Limitations of the current solution

We chose a challenging time for our educational improvement. The recent switch to OSIRIS made it slightly difficult to get the information we needed. For both implementations above, teachers will need to manually request a list of students, their student ID, and their e-mail address from the education administration (this information is not available in Osiris, nor in Canvas). Furthermore, for the implementaion of grading quizzes, teachers will need to manually request a list of clicker ID’s and student ID’s from (from Peet van Leeuwen or Floris Verhagen). It would be very efficient for teachers if this information was more readily available. Furthermore, the information we requested from the education administration is not standardized, which means columns containing the information differs between requests. Because of the limited availability of standardized files, we will explain how to use MailR in two detailed ‘how-to’ documents, but we also believe it will be challenging for educators who do not have programming experience to get the MailR solution to work. If the information would be provided in more standardized form, the process would be easier. Nevertheless, we still believe that our automated feedback solution can be useful for educators (and we will keep using it in the future).

Although we believe the MailR solution worked well given our expertise in R and the goals we had, we have to admit that we believe the use of our approach is difficult to generalize across courses and teachers. First of all, some programming experience in R is required to use this approach. There is no way around manual adjustments (sometimes minor), and testing the code, before sending out the emails. One of our colleagues has used the code, and with some help, was able to use it for her course, but it required some time investment. This is even more strongly the case for the personalized feedback on an assignment

For the automated emails sharing quiz results, we envisioned a system where educators could just upload their Flow quiz results, standardized files containing clicker ID’s and email addresses, and organize these files and send personal feedback. We did not accomplish this goal, but we believe our MailR solutions demonstrates the feasibility of such an approach. We also believe our project has revealed the difficulty teachers currently have in merging quiz results from Flow quizzes, and believe a general solution is desirable.

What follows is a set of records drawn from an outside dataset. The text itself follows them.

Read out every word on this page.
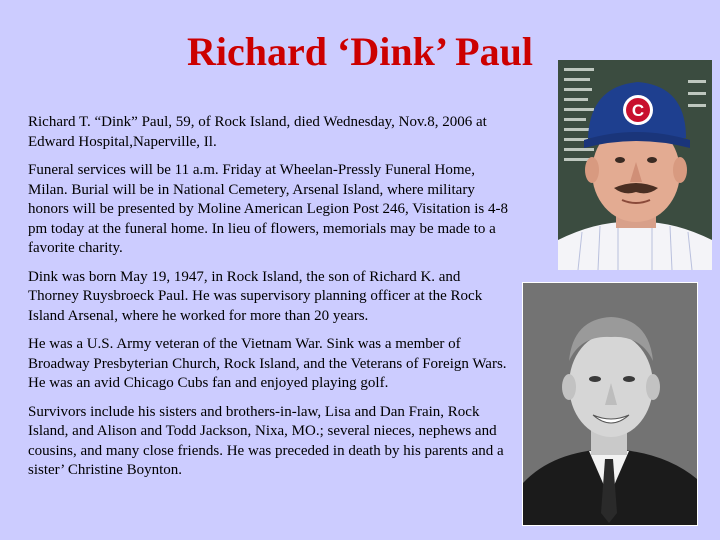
Richard ‘Dink’ Paul

Richard T. “Dink” Paul, 59, of Rock Island, died Wednesday, Nov.8, 2006 at Edward Hospital,Naperville, Il.

Funeral services will be 11 a.m. Friday at Wheelan-Pressly Funeral Home, Milan. Burial will be in National Cemetery, Arsenal Island, where military honors will be presented by Moline American Legion Post 246, Visitation is 4-8 pm today at the funeral home. In lieu of flowers, memorials may be made to a favorite charity.

Dink was born May 19, 1947, in Rock Island, the son of Richard K. and Thorney Ruysbroeck Paul. He was supervisory planning officer at the Rock Island Arsenal, where he worked for more than 20 years.

He was a U.S. Army veteran of the Vietnam War. Sink was a member of Broadway Presbyterian Church, Rock Island, and the Veterans of Foreign Wars. He was an avid Chicago Cubs fan and enjoyed playing golf.

Survivors include his sisters and brothers-in-law, Lisa and Dan Frain, Rock Island, and Alison and Todd Jackson, Nixa, MO.; several nieces, nephews and cousins, and many close friends. He was preceded in death by his parents and a sister’ Christine Boynton.

C
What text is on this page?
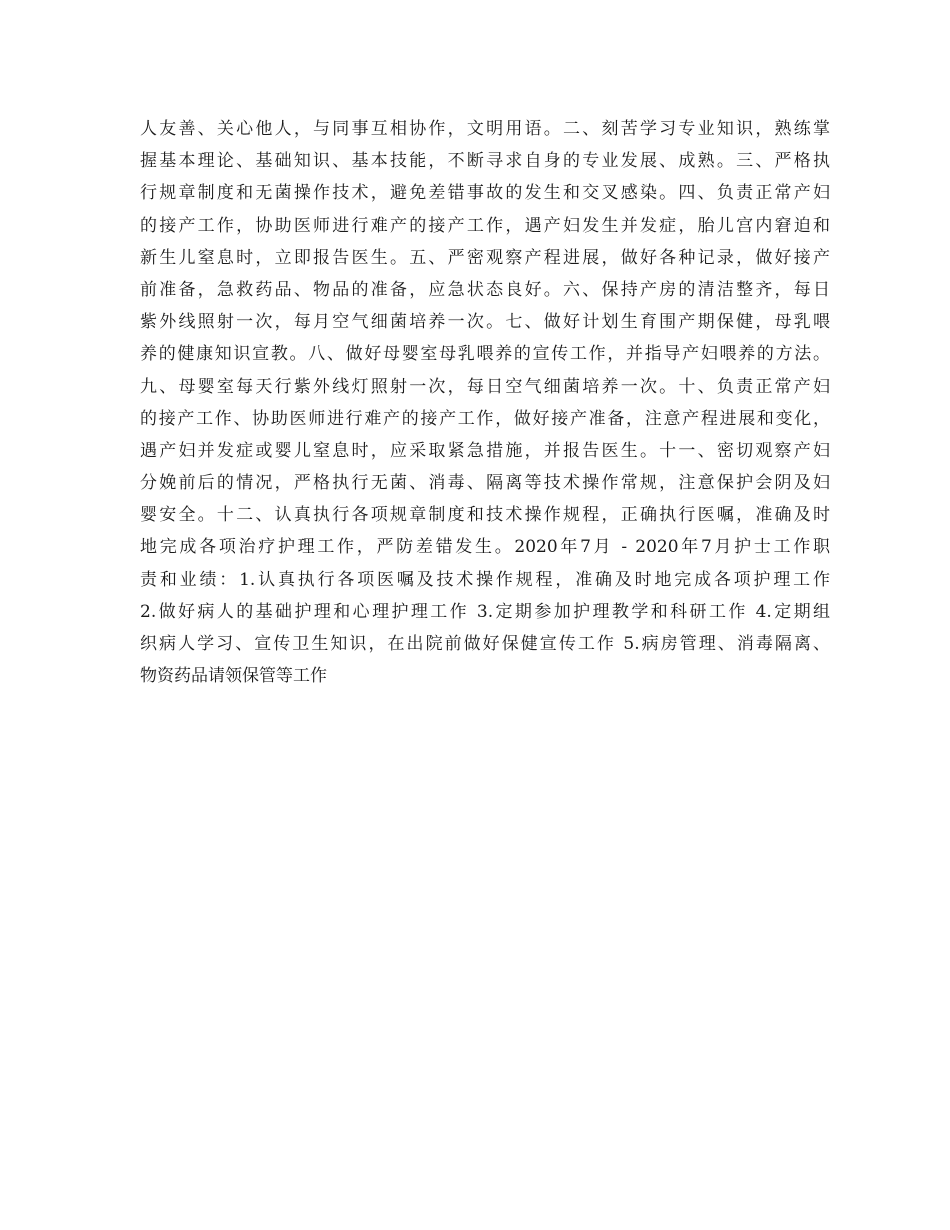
人友善、关心他人，与同事互相协作，文明用语。二、刻苦学习专业知识，熟练掌
握基本理论、基础知识、基本技能，不断寻求自身的专业发展、成熟。三、严格执
行规章制度和无菌操作技术，避免差错事故的发生和交叉感染。四、负责正常产妇
的接产工作，协助医师进行难产的接产工作，遇产妇发生并发症，胎儿宫内窘迫和
新生儿窒息时，立即报告医生。五、严密观察产程进展，做好各种记录，做好接产
前准备，急救药品、物品的准备，应急状态良好。六、保持产房的清洁整齐，每日
紫外线照射一次，每月空气细菌培养一次。七、做好计划生育围产期保健，母乳喂
养的健康知识宣教。八、做好母婴室母乳喂养的宣传工作，并指导产妇喂养的方法。
九、母婴室每天行紫外线灯照射一次，每日空气细菌培养一次。十、负责正常产妇
的接产工作、协助医师进行难产的接产工作，做好接产准备，注意产程进展和变化，
遇产妇并发症或婴儿窒息时，应采取紧急措施，并报告医生。十一、密切观察产妇
分娩前后的情况，严格执行无菌、消毒、隔离等技术操作常规，注意保护会阴及妇
婴安全。十二、认真执行各项规章制度和技术操作规程，正确执行医嘱，准确及时
地完成各项治疗护理工作，严防差错发生。2020年7月 - 2020年7月护士工作职
责和业绩：1.认真执行各项医嘱及技术操作规程，准确及时地完成各项护理工作
2.做好病人的基础护理和心理护理工作 3.定期参加护理教学和科研工作 4.定期组
织病人学习、宣传卫生知识，在出院前做好保健宣传工作 5.病房管理、消毒隔离、
物资药品请领保管等工作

For the automated emails sharing feedback on data students collected, we believe it provided added value in giving students personized feedback about their results, which they found interesting. The code we provide is ready to use without much R experience when standard data analyses in the example is sufficient. However, when other analyses and summaries are needed, it requires that researchers already use R to analyze data, which is perhaps a limitation, but it is possible to export individual level data using alternative analysis software, and read these in when sending emails using MailR if desired.

A final limitation was getting external grades (such as the quizzes) into Canvas. There seems to be an ability in Canvas to import grades, but it extremely cumbersome and was more effort than it was worth, in our opinion.